Training on a Dataset

The tokenizer is trained on a specific dataset to establish an optimal vocabulary. A tokenizer trained on English text will differ from one trained on code or multilingual datasets, as the frequency of words and characters varies across domains.

Beyond processing input, tokenizers also convert model-generated token IDs back into readable words or tokens.

Tokenization Methods: Word, Subword, Character, and Byte Tokens

Tokenization can be categorized into four main types:

Word Tokenization

This method, used in early NLP models like word2vec, treats each word as a token. While effective for some applications, it has limitations:

  • Cannot handle unseen words effectively.
  • Results in large vocabularies with redundant tokens (e.g., “apology,” “apologize,” “apologetic”).

Subword Tokenization

Subword tokenization balances vocabulary size and expressivity. Instead of treating each word separately, it breaks words into meaningful subcomponents. For instance:

  • “Apologetic” may be split into apolog- and -etic.
  • “Unhappiness” can be split into un-, happi-, and -ness.
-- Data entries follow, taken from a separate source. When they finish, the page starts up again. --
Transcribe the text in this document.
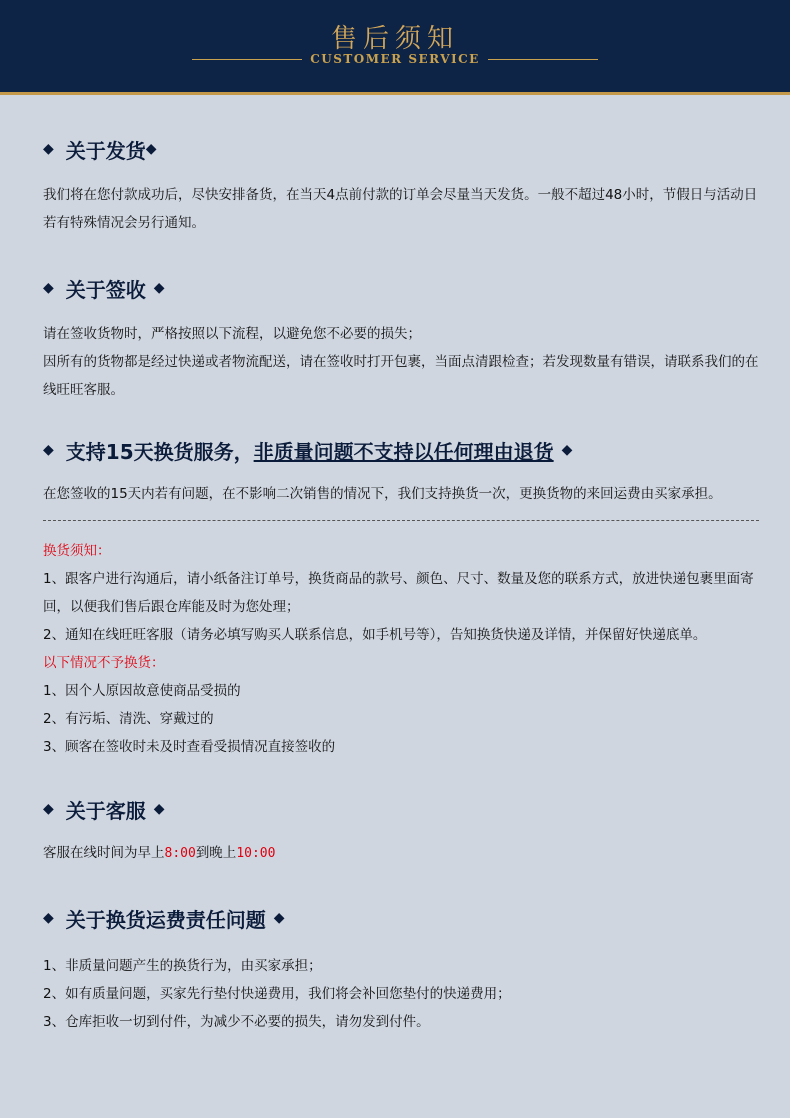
售后须知
CUSTOMER SERVICE
◆ 关于发货 ◆

我们将在您付款成功后，尽快安排备货，在当天4点前付款的订单会尽量当天发货。一般不超过48小时，节假日与活动日若有特殊情况会另行通知。

◆ 关于签收 ◆

请在签收货物时，严格按照以下流程，以避免您不必要的损失；

因所有的货物都是经过快递或者物流配送，请在签收时打开包裹，当面点清跟检查；若发现数量有错误，请联系我们的在线旺旺客服。

◆ 支持15天换货服务， 非质量问题不支持以任何理由退货 ◆

在您签收的15天内若有问题，在不影响二次销售的情况下，我们支持换货一次，更换货物的来回运费由买家承担。

换货须知：

1、跟客户进行沟通后，请小纸备注订单号，换货商品的款号、颜色、尺寸、数量及您的联系方式，放进快递包裹里面寄回，以便我们售后跟仓库能及时为您处理；

2、通知在线旺旺客服（请务必填写购买人联系信息，如手机号等），告知换货快递及详情，并保留好快递底单。

以下情况不予换货：

1、因个人原因故意使商品受损的

2、有污垢、清洗、穿戴过的

3、顾客在签收时未及时查看受损情况直接签收的

◆ 关于客服 ◆

客服在线时间为早上8:00到晚上10:00

◆ 关于换货运费责任问题 ◆

1、非质量问题产生的换货行为，由买家承担；

2、如有质量问题，买家先行垫付快递费用，我们将会补回您垫付的快递费用；

3、仓库拒收一切到付件，为减少不必要的损失，请勿发到付件。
This method improves flexibility, as new words can be constructed from existing subword pieces.

Character Tokenization

Character tokenization breaks text into individual characters (e.g., “play” becomes “p-l-a-y”). While this allows models to handle any word, it increases the sequence length, making modeling more challenging.

Character-based tokenization requires more computational resources, as the model must infer word meaning from sequences of letters.

Byte Tokenization

Byte-level tokenization breaks text into raw byte representations rather than linguistic units. This approach is used in CANINE and ByT5 models, which aim for tokenization-free encoding. Some subword tokenizers (e.g., GPT-2, RoBERTa) also use byte-level fallback tokens for unknown characters, improving robustness.

Example: Tokenization in Action

Given the prompt:

prompt = “Explain how artificial intelligence is transforming healthcare.”

Different tokenization methods process it differently:

Word Tokenization:
[“Explain”, “how”, “artificial”, “intelligence”, “is”, “transforming”, “healthcare”, “.”]

Subword Tokenization (BPE/WordPiece):
[“Explain”, “how”, “artificial”, “intel”, “##ligence”, “is”, “trans”, “##forming”, “health”, “##care”, “.”]

Character Tokenization:
[“E”, “x”, “p”, “l”, “a”, “i”, “n”, ” “, “h”, “o”, “w”, ” “, “a”, “r”, “t”, …]

Byte Tokenization:
[69, 120, 112, 108, 97, 105, 110, 32, 104, 111, 119, 32, 97, 114, 116, …]

Understanding tokenization is essential when working with LLMs. Different tokenization methods have trade-offs, affecting vocabulary efficiency, model size, and performance.

To explore tokenization hands-on, try experimenting with tokenizers in Python using the transformers library from Hugging Face. By understanding how text is broken down, you can optimize inputs for better results in NLP applications.